Research Description
Complications associated with severe hypoglycemia, and specifically nocturnal hypoglycemia, are a source of concern for many diabetic individuals and their caregivers. We propose to leverage an emerging approach in the field of materials science to prepare highly unstable materials that exist only in the presence of glucose fuel and rapidly dissipate/dissolve if that fuel is absent to release encapsulated glucagon. This is a new paradigm in glucose-responsive materials. Typically materials developed for use in diabetes have been prepared to only respond to increases in glucose levels with triggered release of insulin. Instead, by engineering devices using this new class of transient fuel-dependent materials, and making these sensitive to the presence of glucose, our materials would release a bolus of glucagon rapidly only in the case where glucose becomes limited during a hypoglycemic episode. Our approach seeks to develop these materials, determine the design rules for optimal glucose-sensing and responsiveness, and then integrate these materials into patient-friendly form-factors for daily prophylactic hypoglycemia protection. Our first envisioned device consists of a nightly injection of glucagon within a gel prepared from our dissipative materials. We have also proposed altering the formulation of these materials to enable a more patient-friendly wearable microneedle device form-factor.
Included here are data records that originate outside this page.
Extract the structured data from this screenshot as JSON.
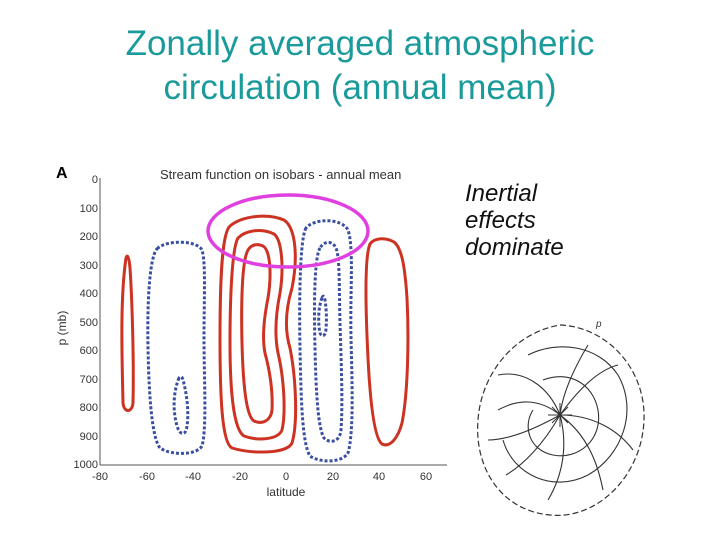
{
  "slide": {
    "title_lines": [
      "Zonally averaged atmospheric",
      "circulation (annual mean)"
    ],
    "title_color": "#1a9a9a"
  },
  "figure": {
    "panel_letter": "A",
    "plot_title": "Stream function on isobars - annual mean",
    "y_axis_label": "p (mb)",
    "x_axis_label": "latitude",
    "y_ticks": [
      "0",
      "100",
      "200",
      "300",
      "400",
      "500",
      "600",
      "700",
      "800",
      "900",
      "1000"
    ],
    "x_ticks": [
      "-80",
      "-60",
      "-40",
      "-20",
      "0",
      "20",
      "40",
      "60"
    ],
    "positive_contour_color": "#cc3322",
    "negative_contour_color": "#3a4fa0",
    "highlight_ellipse_color": "#e040e0"
  },
  "annotation": {
    "lines": [
      "Inertial",
      "effects",
      "dominate"
    ]
  },
  "spiral_diagram": {
    "label": "p",
    "icon": "rotating-spiral-flow-diagram"
  }
}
It is our vision that, by harnessing this new route to create transient materials, we can facilitate precise glucose sensing and rapid response that is required by the task of addressing severe hypoglycemia with a rescue glucagon device.Research Profile
What area of diabetes research does your project cover? What role will this particular project play in preventing, treating and/or curing diabetes?Serious hypoglycemic episodes, encountered by diabetics an average 1 to 2 times per year, can be life-threatening. The specific case of nocturnal hypoglycemia, drops in blood glucose during sleep, are an especially concerning situation for parents of young children, leading to distress and sleepless nights. Our project seeks to develop new technologies that may act as an “insurance policy” against the onset of such episodes by engineering new approaches in the delivery of glucagon, a hormone that acts as the typical remedy for hypoglycemia. With our envisioned technology, glucagon would be at the ready to be deployed in the event of a hypoglycemic episode.
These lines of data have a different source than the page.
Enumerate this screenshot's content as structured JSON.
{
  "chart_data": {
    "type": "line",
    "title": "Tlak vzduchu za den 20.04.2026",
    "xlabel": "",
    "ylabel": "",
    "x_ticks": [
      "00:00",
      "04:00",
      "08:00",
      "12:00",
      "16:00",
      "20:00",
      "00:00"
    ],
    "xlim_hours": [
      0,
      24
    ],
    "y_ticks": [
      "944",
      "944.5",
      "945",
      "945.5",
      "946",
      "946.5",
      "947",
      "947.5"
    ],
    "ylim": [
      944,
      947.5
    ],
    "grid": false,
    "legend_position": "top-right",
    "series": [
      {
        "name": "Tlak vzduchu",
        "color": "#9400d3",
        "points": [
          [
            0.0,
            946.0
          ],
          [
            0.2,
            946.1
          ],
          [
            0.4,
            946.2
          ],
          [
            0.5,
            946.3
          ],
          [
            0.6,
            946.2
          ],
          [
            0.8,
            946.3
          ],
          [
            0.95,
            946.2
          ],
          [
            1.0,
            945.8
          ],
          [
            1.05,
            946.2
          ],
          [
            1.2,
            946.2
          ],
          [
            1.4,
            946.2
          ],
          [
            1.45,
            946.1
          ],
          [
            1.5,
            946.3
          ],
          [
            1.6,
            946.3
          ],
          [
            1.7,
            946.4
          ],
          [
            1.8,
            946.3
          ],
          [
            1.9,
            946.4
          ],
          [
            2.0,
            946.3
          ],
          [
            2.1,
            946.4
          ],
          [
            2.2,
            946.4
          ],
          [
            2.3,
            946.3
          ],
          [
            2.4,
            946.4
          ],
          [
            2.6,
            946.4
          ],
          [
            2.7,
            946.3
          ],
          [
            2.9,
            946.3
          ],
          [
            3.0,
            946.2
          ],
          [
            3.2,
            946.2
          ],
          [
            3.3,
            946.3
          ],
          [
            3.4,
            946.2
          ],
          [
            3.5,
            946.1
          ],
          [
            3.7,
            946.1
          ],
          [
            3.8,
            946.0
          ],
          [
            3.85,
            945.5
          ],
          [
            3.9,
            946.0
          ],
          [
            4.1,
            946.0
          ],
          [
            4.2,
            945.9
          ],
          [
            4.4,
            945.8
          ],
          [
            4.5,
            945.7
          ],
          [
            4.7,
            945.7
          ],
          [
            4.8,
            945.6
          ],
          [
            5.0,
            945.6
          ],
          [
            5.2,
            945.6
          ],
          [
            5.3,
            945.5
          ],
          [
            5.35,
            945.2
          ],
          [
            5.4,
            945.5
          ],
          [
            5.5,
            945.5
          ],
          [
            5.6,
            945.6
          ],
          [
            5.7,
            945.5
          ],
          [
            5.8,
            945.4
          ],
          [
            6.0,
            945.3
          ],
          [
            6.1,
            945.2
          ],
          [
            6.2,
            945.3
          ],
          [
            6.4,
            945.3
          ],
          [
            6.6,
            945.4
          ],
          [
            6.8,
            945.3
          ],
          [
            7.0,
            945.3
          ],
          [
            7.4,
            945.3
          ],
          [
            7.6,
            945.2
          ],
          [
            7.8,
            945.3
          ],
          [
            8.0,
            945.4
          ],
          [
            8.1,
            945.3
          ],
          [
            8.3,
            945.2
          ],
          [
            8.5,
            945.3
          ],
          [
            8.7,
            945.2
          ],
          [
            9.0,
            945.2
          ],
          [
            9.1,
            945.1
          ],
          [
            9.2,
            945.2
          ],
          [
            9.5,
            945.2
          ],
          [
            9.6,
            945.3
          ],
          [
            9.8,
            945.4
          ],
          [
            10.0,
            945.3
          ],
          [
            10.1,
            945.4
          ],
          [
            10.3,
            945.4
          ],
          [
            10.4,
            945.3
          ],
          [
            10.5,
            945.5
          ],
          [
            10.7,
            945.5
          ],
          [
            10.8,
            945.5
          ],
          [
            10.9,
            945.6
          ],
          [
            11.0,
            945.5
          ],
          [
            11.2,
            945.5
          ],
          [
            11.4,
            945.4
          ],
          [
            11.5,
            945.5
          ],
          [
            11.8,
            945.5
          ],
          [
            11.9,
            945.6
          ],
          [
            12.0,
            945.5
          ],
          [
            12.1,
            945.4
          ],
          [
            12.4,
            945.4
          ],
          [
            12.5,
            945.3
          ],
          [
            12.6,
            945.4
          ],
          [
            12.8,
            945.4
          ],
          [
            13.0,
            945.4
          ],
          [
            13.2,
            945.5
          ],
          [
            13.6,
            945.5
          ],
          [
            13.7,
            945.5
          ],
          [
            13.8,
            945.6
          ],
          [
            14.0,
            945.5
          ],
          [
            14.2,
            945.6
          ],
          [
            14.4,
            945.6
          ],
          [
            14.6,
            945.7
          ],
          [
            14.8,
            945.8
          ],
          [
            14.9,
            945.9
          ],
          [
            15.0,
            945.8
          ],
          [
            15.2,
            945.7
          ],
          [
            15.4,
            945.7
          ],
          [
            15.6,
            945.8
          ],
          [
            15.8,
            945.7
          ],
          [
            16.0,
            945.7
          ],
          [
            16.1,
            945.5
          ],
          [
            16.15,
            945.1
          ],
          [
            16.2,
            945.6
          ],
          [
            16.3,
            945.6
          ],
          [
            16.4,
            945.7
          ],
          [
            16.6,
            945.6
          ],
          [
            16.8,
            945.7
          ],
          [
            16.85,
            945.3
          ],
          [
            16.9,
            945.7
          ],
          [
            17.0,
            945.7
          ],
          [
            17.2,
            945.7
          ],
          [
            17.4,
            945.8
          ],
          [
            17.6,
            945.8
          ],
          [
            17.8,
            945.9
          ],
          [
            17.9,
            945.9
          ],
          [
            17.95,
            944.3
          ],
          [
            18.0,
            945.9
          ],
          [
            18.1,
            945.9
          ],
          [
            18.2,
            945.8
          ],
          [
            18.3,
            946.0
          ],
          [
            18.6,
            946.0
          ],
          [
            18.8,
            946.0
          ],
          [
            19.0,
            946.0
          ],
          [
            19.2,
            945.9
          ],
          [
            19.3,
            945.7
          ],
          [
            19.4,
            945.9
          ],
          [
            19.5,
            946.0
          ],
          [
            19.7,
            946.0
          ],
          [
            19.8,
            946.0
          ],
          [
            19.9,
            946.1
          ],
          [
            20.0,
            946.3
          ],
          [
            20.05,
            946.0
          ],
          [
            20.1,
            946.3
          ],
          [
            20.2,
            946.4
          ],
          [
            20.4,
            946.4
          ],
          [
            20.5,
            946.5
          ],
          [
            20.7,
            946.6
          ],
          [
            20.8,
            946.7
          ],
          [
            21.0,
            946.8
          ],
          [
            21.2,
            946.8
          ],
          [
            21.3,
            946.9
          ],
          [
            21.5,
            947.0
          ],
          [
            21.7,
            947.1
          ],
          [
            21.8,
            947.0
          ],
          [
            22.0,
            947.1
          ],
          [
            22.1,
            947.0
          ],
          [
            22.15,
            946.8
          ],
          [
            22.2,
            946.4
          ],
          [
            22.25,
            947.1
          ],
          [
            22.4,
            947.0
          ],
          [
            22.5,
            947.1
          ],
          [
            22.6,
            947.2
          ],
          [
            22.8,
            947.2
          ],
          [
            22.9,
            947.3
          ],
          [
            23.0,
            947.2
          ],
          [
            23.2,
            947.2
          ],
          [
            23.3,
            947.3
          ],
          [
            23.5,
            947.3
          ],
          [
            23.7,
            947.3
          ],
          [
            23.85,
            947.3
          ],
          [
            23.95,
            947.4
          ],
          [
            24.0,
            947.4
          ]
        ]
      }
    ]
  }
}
If a person with diabetes were to ask you how your project will help them in the future, how would you respond?Our team seeks to improve the quality of life of diabetics through more autonomous therapeutic solutions. Our vision through this work is to replace rescue glucagon kits with “smart” alternatives that keep the hormone at the ready in the event it is needed. In so doing, this approach will allow diabetic individuals to live their lives without the need for constant vigilance by altering the traditional paradigm of self-managed blood glucose control.
Why important for you, personally, to become involved in diabetes research? What role will this award play?As a chemical engineer, I am passionate about engineering new materials and devices to combat disease. The unique challenges presented by diabetes, specifically in the requirement that a therapy must address and adjust to normal fluctuations in blood glucose in real time, makes this disease the ultimate challenge in the context of engineering responsive therapies. This award will enable us to assemble a team and mount a sustained effort toward new technology addressing one of the most pressing unmet needs in the therapeutic arsenal for diabetes.
In what direction do you see the future of diabetes research going?The research being done by my team and others seeks to improve the management of diabetes through better therapies. This body of work does not constitute a “cure” for this disease, but instead seeks better and safer routes to address the complications and insufficiencies of present approaches. A true “cure” would make the technologies we are developing unnecessary by instead preserving or restoring normal biological function. My hope is that next-generation approaches may benefit from genomics and genetic engineering to better predict, prevent, or reverse onset in individuals with diabetes as well as those at risk for diabetes. I am also hopeful that efforts in immuno-engineering may yield successful routes to reprogram the body to induce tolerance and prevent or reverse the auto-immune drivers of diabetes. Finally, I am hopeful that advances in stem cell biology may lead to viable and scalable routes for patient-specific tissue transplantation to restore normal endocrine function to deficient individuals.